When I’m triggered, I can’t move and struggle to breathe. Terror runs through my veins for what seems like hours but, in reality, it’s only for a minute. When I learned that what I was dealing with had a name, I was relieved. Knowing that what I was feeling was common for someone who went through what I did gave me a sense of peace.
Coping with my PTSD was something I found very difficult to do while at school. Loud environments triggered me easily, and I found it hard to concentrate on anything. I was always on my guard, and I stayed away from all people. Kids at school would trigger me on purpose just to see my reaction. It turned into a game for them. Seeing me freeze mid-sentence when someone drops a textbook on the ground was just a game for them. For me, it was a living nightmare. My classmates knew what happened to me and used it against me for their pleasure. I forgave them because I knew they did not understand what was wrong with me. They just assumed I was a freak who couldn’t be around people
This happened because we are not taught that mental illnesses are serious and should not be toyed with. When we educate people on the seriousness of mental illnesses, they learn that these illnesses are just like any physical diseases people have. They are just as serious and need to be treated. When people with PTSD go untreated, terrible things happen. They can hurt themselves and other people when their disease goes untreated. I went through the same thing before I got the help I needed. I was violent, slept very little which affected my mental health, and I made an attempt on my life.

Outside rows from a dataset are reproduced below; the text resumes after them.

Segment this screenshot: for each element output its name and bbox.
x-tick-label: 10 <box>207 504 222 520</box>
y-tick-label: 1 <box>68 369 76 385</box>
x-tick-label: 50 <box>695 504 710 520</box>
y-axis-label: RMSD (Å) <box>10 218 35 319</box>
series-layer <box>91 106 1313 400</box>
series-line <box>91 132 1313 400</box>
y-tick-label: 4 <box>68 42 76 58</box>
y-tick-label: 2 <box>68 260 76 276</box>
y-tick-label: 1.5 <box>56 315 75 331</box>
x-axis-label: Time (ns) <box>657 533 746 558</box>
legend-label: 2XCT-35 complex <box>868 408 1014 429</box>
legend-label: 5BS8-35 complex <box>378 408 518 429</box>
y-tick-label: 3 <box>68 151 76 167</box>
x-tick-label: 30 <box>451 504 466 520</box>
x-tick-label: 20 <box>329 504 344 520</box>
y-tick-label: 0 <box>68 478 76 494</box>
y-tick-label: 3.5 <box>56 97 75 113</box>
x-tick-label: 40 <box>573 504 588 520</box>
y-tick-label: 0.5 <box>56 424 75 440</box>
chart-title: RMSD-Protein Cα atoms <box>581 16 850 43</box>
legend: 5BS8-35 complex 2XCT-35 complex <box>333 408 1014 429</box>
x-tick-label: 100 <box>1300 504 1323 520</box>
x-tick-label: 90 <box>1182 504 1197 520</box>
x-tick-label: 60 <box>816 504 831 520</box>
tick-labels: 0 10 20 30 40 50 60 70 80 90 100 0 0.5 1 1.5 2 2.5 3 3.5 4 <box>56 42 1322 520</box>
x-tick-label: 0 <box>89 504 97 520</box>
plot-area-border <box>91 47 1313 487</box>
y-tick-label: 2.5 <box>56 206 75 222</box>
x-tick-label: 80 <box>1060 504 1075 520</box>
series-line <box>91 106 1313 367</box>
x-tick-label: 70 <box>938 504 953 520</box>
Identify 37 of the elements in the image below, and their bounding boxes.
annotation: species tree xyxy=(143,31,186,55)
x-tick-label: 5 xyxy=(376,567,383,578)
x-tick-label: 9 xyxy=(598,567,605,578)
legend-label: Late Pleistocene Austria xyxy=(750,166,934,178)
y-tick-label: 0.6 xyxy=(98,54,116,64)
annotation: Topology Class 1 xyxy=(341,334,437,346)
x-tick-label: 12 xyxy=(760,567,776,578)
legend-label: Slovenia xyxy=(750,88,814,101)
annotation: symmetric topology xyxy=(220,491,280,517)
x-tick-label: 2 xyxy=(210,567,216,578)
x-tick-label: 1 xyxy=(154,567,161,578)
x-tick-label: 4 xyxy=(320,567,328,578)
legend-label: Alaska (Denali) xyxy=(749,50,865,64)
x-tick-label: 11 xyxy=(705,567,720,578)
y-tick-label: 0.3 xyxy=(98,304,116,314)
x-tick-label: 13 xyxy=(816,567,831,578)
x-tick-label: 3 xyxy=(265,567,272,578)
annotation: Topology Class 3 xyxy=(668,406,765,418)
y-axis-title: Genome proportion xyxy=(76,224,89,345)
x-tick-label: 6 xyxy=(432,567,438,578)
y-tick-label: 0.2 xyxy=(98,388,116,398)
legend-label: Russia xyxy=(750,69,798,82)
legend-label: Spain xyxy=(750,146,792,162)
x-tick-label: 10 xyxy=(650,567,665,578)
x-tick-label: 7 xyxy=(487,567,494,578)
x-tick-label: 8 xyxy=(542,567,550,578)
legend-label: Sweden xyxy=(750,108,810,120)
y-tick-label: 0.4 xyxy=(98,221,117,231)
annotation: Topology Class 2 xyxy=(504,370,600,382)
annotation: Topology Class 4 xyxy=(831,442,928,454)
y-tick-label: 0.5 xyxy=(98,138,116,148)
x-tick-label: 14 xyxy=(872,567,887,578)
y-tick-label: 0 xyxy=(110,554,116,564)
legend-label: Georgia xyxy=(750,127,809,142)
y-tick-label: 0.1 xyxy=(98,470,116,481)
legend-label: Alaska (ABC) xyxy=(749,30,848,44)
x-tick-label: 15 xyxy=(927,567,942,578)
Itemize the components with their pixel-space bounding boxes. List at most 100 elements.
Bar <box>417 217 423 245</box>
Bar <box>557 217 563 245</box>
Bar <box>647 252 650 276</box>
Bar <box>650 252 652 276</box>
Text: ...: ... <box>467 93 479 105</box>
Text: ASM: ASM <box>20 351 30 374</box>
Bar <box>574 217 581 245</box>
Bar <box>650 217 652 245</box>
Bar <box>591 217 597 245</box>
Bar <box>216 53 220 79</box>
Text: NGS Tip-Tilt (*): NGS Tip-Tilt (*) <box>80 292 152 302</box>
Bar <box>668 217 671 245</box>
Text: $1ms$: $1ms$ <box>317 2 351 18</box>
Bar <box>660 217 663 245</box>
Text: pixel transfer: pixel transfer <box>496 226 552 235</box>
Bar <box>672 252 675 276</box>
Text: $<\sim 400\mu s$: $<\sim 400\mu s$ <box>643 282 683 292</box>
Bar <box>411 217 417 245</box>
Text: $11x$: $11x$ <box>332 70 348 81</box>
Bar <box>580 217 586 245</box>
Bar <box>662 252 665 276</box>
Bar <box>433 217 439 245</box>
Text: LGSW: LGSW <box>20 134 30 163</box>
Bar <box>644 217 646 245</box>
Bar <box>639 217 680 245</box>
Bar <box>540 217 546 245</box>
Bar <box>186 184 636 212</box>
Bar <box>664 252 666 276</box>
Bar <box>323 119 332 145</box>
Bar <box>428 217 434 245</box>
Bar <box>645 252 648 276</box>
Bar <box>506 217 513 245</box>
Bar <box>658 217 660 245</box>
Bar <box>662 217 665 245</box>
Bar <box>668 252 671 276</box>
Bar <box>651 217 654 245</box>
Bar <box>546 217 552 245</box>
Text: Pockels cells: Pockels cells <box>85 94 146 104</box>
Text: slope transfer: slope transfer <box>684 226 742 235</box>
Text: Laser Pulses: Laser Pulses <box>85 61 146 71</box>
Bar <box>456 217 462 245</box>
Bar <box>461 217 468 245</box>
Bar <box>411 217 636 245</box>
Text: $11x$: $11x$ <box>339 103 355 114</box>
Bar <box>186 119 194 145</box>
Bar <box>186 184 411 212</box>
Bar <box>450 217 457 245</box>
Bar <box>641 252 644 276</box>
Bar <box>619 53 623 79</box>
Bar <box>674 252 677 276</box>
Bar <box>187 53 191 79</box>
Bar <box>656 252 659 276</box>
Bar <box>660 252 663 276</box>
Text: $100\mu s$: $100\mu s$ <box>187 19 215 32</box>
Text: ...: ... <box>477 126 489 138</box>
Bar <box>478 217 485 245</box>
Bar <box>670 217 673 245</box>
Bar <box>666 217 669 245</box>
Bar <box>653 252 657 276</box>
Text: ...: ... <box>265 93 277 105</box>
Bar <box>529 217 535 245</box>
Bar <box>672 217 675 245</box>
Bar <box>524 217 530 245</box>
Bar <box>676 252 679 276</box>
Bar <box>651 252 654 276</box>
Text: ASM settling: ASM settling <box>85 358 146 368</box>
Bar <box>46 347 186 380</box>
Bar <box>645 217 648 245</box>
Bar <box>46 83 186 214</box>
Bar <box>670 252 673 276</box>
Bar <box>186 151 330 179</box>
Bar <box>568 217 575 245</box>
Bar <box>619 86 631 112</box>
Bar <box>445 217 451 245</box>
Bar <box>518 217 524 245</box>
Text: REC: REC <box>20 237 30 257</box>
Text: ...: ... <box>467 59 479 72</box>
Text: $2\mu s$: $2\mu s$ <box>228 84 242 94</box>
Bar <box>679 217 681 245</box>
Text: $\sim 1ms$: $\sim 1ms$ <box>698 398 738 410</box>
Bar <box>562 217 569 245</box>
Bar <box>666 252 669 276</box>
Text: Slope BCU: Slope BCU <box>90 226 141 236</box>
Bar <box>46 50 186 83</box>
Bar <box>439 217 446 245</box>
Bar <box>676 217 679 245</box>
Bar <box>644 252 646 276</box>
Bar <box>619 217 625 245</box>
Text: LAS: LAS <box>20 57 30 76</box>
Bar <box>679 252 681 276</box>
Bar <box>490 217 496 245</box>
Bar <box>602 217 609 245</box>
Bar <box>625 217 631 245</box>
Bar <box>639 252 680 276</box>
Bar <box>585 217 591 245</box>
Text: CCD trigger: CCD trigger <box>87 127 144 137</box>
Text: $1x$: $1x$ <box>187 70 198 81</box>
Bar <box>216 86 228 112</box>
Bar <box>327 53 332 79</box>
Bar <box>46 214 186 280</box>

Now, after treatment and therapy, I have some semblance of a normal life. I still get triggered easily, but I have learned, through therapy, to control myself and to push through it. It may not seem like someone you know is struggling through a mental illness, but the chances are that you know someone who is going through something. Because I wasn’t educated on the signs of PTSD, I did not know that I was going through the same thing. By educating people on the dangers of illnesses and by knowing the signs, people can understand that they are not alone, and they could get the help they need just like I did.